On this occasion, it came wrapped in controversy.
As Kane placed the ball on the spot after Konstantinos Koulierakis had brought down Michael Olise, the television cameras drifted away from the usual close-up of the taker’s face and picked up something far less routine. Just outside the referee’s eyeline, Wolfsburg defender Jeanuel Belocian crept towards the penalty spot and began raking his studs through the turf.
No histrionics. No shouting. Just a few sharp scuffs on the grass where Kane’s standing foot was about to land, carried out while the referee dealt with protesting Bayern players.
The pressure finally told.
Kane began his familiar, measured run-up. As his left foot planted, the surface appeared to give way beneath him. His body shape opened up, his weight tipped back, and the ball flew wide of the right-hand post. No save, no heroic dive. Just a clean miss, the kind that leaves a stadium in stunned silence.
For Bayern supporters, it was a jarring sight. Since arriving from Tottenham, Kane has been almost automatic from the spot in the Bundesliga. This was the end of a run of 24 consecutive league penalties converted, a streak that had underpinned his status as the division’s most ruthless finisher.

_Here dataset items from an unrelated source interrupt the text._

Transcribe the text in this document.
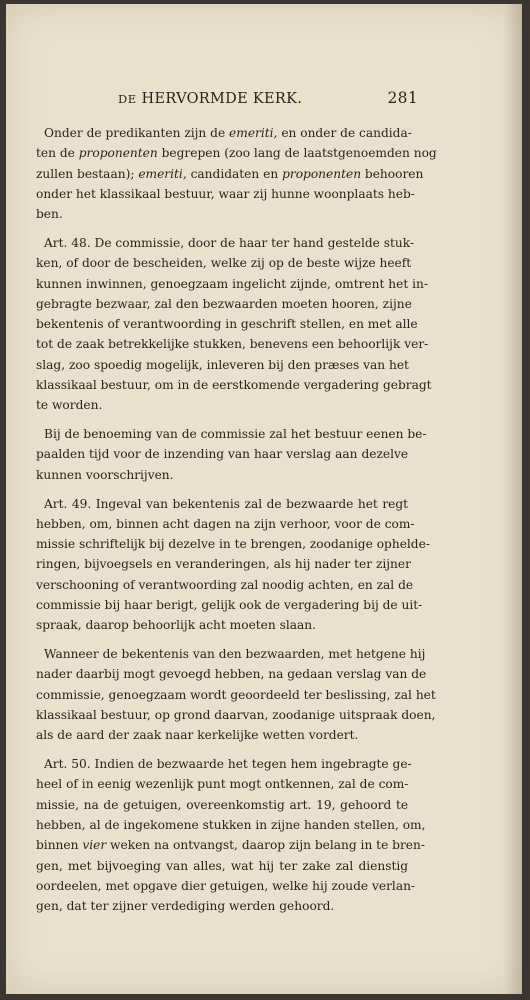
DE HERVORMDE KERK.	281
Onder de predikanten zijn de emeriti, en onder de candida-
ten de proponenten begrepen (zoo lang de laatstgenoemden nog
zullen bestaan); emeriti, candidaten en proponenten behooren
onder het klassikaal bestuur, waar zij hunne woonplaats heb-
ben.
Art. 48. De commissie, door de haar ter hand gestelde stuk-
ken, of door de bescheiden, welke zij op de beste wijze heeft
kunnen inwinnen, genoegzaam ingelicht zijnde, omtrent het in-
gebragte bezwaar, zal den bezwaarden moeten hooren, zijne
bekentenis of verantwoording in geschrift stellen, en met alle
tot de zaak betrekkelijke stukken, benevens een behoorlijk ver-
slag, zoo spoedig mogelijk, inleveren bij den præses van het
klassikaal bestuur, om in de eerstkomende vergadering gebragt
te worden.
Bij de benoeming van de commissie zal het bestuur eenen be-
paalden tijd voor de inzending van haar verslag aan dezelve
kunnen voorschrijven.
Art. 49. Ingeval van bekentenis zal de bezwaarde het regt
hebben, om, binnen acht dagen na zijn verhoor, voor de com-
missie schriftelijk bij dezelve in te brengen, zoodanige ophelde-
ringen, bijvoegsels en veranderingen, als hij nader ter zijner
verschooning of verantwoording zal noodig achten, en zal de
commissie bij haar berigt, gelijk ook de vergadering bij de uit-
spraak, daarop behoorlijk acht moeten slaan.
Wanneer de bekentenis van den bezwaarden, met hetgene hij
nader daarbij mogt gevoegd hebben, na gedaan verslag van de
commissie, genoegzaam wordt geoordeeld ter beslissing, zal het
klassikaal bestuur, op grond daarvan, zoodanige uitspraak doen,
als de aard der zaak naar kerkelijke wetten vordert.
Art. 50. Indien de bezwaarde het tegen hem ingebragte ge-
heel of in eenig wezenlijk punt mogt ontkennen, zal de com-
missie, na de getuigen, overeenkomstig art. 19, gehoord te
hebben, al de ingekomene stukken in zijne handen stellen, om,
binnen vier weken na ontvangst, daarop zijn belang in te bren-
gen, met bijvoeging van alles, wat hij ter zake zal dienstig
oordeelen, met opgave dier getuigen, welke hij zoude verlan-
gen, dat ter zijner verdediging werden gehoord.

The numbers still roar in his favour. At 32, Kane remains a penalty specialist of the highest order. This was only his third miss in a Bayern shirt across all competitions, with 37 successful efforts from 40 attempts. A 92.5% conversion rate keeps him in the rarefied air occupied by the most reliable penalty takers the game has seen.
But even the most clinical strikers are not immune to football’s darker edges. The scuffed turf, the delay, the subtle needle from an opponent – these are the margins where elite contests are often decided. This season alone, Kane’s only other failures from the spot had come in the Champions League against Union Saint-Gilloise in January and in the DFB-Pokal against Wehen Wiesbaden, where Florian Stritzel guessed right and saved.
This one was different. No goalkeeper intervention, just a compromised surface and a rare technical breakdown at the decisive moment.
Strip away the penalty, though, and the broader picture of Kane’s campaign remains extraordinary. He sits comfortably atop the Bundesliga scoring charts with 33 goals, far ahead of Stuttgart’s Denis Undav on 19. His debut season in Germany has not just met expectations, it has reset them, establishing a benchmark that few newcomers to the league have ever reached.
The perfect league record from the spot has gone. The aura, though, hardly disappears with a single miss.
For Kane, the response now matters more than the replay. Bayern still lean heavily on his goals as the season winds towards its conclusion, and England will soon look to the same shoulders when he leads his country into the summer international window.
One scuffed patch of turf, one wayward strike. The question is not whether he recovers, but how quickly he turns the next penalty into yet another reminder of why he usually does not miss.